La multitud sonrió al oír este sangriento juego de palabras.

—Sí, sí: haremos alguna cosa —dijo.

—Y ¿qué vamos a hacer? —preguntaron algunas voces.

—¡Pardiez! —contestó Gonchon—. Pues vamos a tomar la Bastilla.

—Corriente —dijo Billot—, eso es lo que se llama hablar. Pero oye, bravo Gonchon: ¿de cuántos hombres dispones?

—De unos treinta mil.

—Pues treinta mil hombres de que dispones, veinte mil que van a llegarnos de los Inválidos, y diez mil que están ya aquí, es más de lo que necesitamos para triunfar.

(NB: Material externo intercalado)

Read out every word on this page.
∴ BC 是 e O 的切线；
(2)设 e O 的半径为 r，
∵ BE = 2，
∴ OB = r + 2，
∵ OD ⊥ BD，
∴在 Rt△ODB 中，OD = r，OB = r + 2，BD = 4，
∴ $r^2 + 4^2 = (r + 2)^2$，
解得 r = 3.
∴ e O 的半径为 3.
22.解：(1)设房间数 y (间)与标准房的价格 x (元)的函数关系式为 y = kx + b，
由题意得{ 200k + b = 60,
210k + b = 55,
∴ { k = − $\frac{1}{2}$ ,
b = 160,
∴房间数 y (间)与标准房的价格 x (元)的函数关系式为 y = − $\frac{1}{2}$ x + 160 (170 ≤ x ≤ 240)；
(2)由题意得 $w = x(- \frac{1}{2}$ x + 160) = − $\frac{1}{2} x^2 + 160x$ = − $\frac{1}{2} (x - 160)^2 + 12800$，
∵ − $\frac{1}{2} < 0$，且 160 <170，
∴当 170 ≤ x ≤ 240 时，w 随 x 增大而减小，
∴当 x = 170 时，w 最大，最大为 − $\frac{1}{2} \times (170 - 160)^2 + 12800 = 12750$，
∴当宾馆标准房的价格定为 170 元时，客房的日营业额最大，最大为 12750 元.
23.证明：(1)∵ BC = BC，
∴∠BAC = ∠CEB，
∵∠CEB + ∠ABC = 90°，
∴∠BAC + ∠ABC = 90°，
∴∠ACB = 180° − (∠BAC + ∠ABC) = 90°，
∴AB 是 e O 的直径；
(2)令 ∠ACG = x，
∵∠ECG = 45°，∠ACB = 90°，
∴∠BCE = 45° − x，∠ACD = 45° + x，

—Y triunfaremos, —añadió Gonchon.

—Tal creo. Pues bien: reúne tus treinta mil hombres; yo entraré en la habitación del gobernador y le intimaré la rendición. Si se rinde, tanto mejor: así ahorraremos sangre. Si no se rinde, la sangre derramada caerá sobre su cabeza, y, en los tiempos que corremos, la sangre derramada por una causa injusta es de mal agüero. Preguntádselo a los alemanes.

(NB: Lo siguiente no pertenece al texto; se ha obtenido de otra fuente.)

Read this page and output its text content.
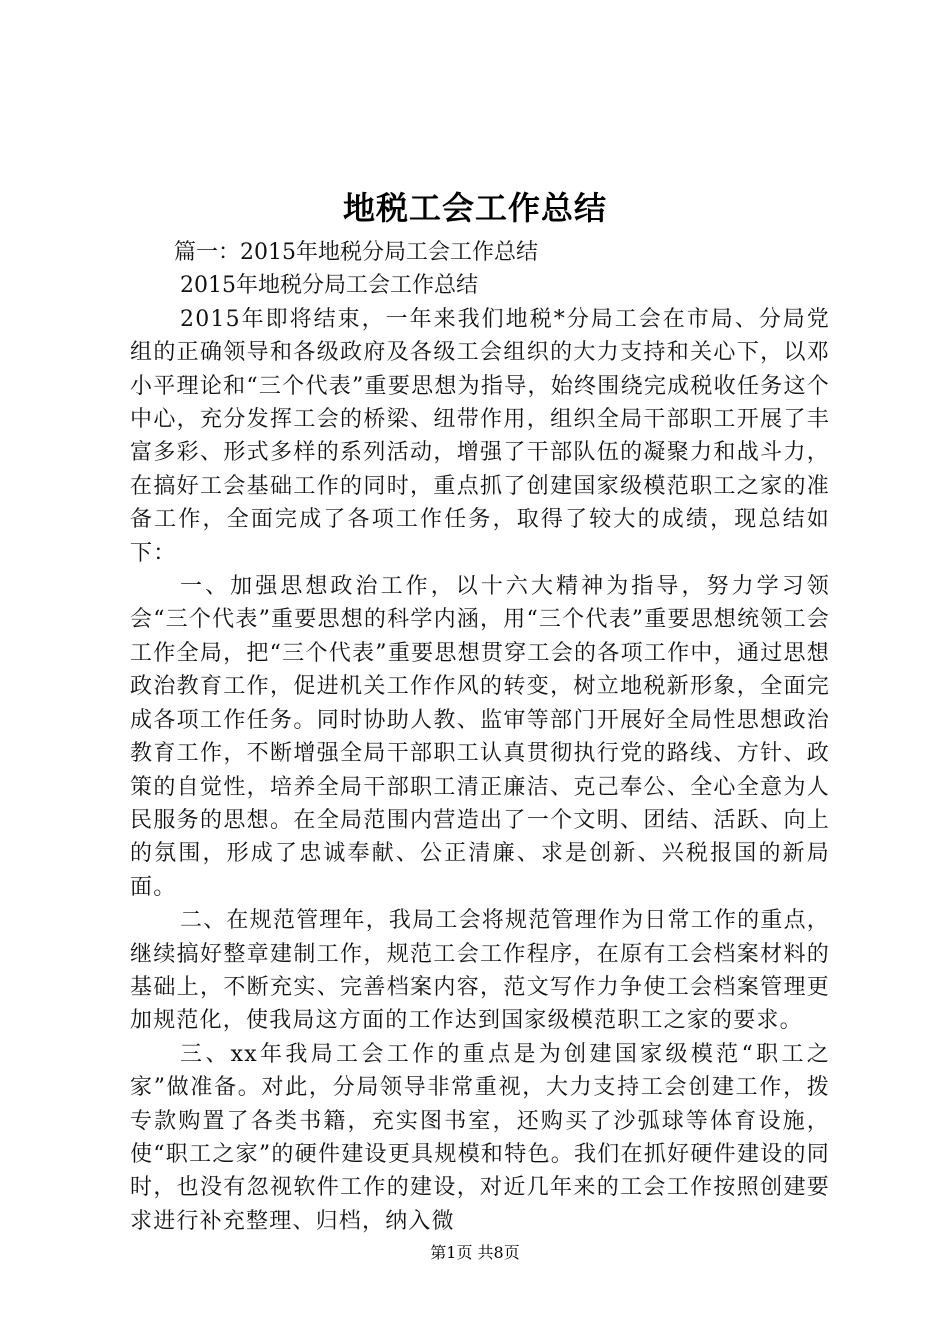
地税工会工作总结

篇一：2015年地税分局工会工作总结

2015年地税分局工会工作总结

2015年即将结束，一年来我们地税*分局工会在市局、分局党组的正确领导和各级政府及各级工会组织的大力支持和关心下，以邓小平理论和“三个代表”重要思想为指导，始终围绕完成税收任务这个中心，充分发挥工会的桥梁、纽带作用，组织全局干部职工开展了丰富多彩、形式多样的系列活动，增强了干部队伍的凝聚力和战斗力，在搞好工会基础工作的同时，重点抓了创建国家级模范职工之家的准备工作，全面完成了各项工作任务，取得了较大的成绩，现总结如下：

一、加强思想政治工作，以十六大精神为指导，努力学习领会“三个代表”重要思想的科学内涵，用“三个代表”重要思想统领工会工作全局，把“三个代表”重要思想贯穿工会的各项工作中，通过思想政治教育工作，促进机关工作作风的转变，树立地税新形象，全面完成各项工作任务。同时协助人教、监审等部门开展好全局性思想政治教育工作，不断增强全局干部职工认真贯彻执行党的路线、方针、政策的自觉性，培养全局干部职工清正廉洁、克己奉公、全心全意为人民服务的思想。在全局范围内营造出了一个文明、团结、活跃、向上的氛围，形成了忠诚奉献、公正清廉、求是创新、兴税报国的新局面。

二、在规范管理年，我局工会将规范管理作为日常工作的重点，继续搞好整章建制工作，规范工会工作程序，在原有工会档案材料的基础上，不断充实、完善档案内容，范文写作力争使工会档案管理更加规范化，使我局这方面的工作达到国家级模范职工之家的要求。

三、xx年我局工会工作的重点是为创建国家级模范“职工之家”做准备。对此，分局领导非常重视，大力支持工会创建工作，拨专款购置了各类书籍，充实图书室，还购买了沙弧球等体育设施，使“职工之家”的硬件建设更具规模和特色。我们在抓好硬件建设的同时，也没有忽视软件工作的建设，对近几年来的工会工作按照创建要求进行补充整理、归档，纳入微

第1页 共8页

—¿Cuánto tiempo estarás con el gobernador?

—Todo el tiempo que pueda, hasta que se ataque formalmente la Bastilla. Si es posible, tan luego como yo salga empezará el ataque.

—Está dicho.

—Supongo que no desconfías de mí —dijo Billot a Gonchon alargándole la mano.

—¡Yo! —respondió Gonchon con una sonrisa desdeñosa y apretando la mano que le presentaba el robusto campesino con un vigor que no hubiera creído encontrar en aquel cuerpo desmedrado. ¿Yo desconfiar de ti? Y ¿por qué? Si yo quisiera, a una sola palabra mía, a una señal, te haría machacar como si fueras de vidrio, aunque te pusieras al abrigo de esas torres que mañana habrán desaparecido; aunque te protegerían esos soldados que esta noche serán muertos o habrán dejado de existir. Anda, pues, y cuenta con Gonchon como él cuenta con Billot.

Billot quedó convencido y se encaminó a la puerta de la Bastilla, mientras su interlocutor se internaba en el arrabal, seguido de una muchedumbre que gritaba sin cesar:

—¡Viva Gonchon! ¡Viva el Mirabeau del pueblo!

—No sé cómo es el Mirabeau de los nobles —dijo Pitou al tío Billot—, pero el nuestro me parece muy feo.